Pressed and dried specimen with linen tape supports

Before beginning the process of restoration of a herbarium sheet, best practices suggest that the original mounted specimen be photographed for reference to ensure a new sheet is as close to the original as possible. The original mounting sheet can be dried and flattened in the same manner as the plant to serve as a reference for positioning the specimen on a new sheet. Additionally, any labels or supplement information accompanying the plant should be placed in the same place.

===Cleaning===
Dust and dirt are removed from herbarium sheets by using a smoke sponge. Conservators gently rub the place where the dirt is and then softly remove any excess with a fine brush. Care must be taken by conservators when dealing with older prepared specimens that may have traces of toxic chemicals. Making use of personal protective equipment by professionals can reduce the risk of exposure or harm due to dangerous materials.

===Broken specimens===
Broken specimens are reattached to the herbaria sheet using thinly cut strips of archival pre-gummed linen tape. Detached materials such as seeds or leaves are placed in an acid-free card fragment packet, which is secured onto the sheet with the original specimen.

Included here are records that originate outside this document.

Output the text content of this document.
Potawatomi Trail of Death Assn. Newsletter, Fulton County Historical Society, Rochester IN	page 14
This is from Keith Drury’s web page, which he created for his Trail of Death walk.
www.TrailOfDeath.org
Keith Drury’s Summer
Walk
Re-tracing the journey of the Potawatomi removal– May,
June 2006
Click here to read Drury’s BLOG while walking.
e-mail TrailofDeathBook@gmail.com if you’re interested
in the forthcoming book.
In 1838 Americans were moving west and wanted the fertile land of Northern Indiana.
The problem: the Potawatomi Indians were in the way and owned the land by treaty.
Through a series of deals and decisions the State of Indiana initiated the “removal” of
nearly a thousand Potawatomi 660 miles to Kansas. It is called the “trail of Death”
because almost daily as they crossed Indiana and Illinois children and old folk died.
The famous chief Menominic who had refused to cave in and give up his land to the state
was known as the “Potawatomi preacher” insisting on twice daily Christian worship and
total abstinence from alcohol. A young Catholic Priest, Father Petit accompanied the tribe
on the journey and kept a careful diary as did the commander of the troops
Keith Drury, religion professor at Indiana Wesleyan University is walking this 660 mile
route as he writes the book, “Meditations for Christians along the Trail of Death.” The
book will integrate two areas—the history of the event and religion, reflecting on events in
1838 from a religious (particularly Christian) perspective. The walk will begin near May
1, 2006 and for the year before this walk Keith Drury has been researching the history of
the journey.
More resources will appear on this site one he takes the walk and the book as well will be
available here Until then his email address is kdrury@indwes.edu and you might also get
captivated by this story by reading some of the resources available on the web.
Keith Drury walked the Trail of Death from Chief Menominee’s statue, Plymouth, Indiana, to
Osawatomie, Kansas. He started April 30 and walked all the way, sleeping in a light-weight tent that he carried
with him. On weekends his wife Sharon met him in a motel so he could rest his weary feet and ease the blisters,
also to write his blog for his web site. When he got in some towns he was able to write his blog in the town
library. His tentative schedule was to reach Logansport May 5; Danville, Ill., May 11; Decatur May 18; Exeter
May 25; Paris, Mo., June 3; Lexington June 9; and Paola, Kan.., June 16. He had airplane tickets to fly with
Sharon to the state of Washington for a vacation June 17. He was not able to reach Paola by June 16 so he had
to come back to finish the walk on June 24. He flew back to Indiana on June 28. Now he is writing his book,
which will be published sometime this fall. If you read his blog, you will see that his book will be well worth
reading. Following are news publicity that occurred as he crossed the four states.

===Removal from mounting sheet===
Unattached specimens are removed from the herbaria sheet by humidifying it to make them pliable and removing the plant with a paper lifter (smooth wooden spatula). They are then placed to dry and flatten along with the original mounting sheet and written documentation (label and annotations). The specimen and original documents are then remounted to a new sheet using the original sheet as reference.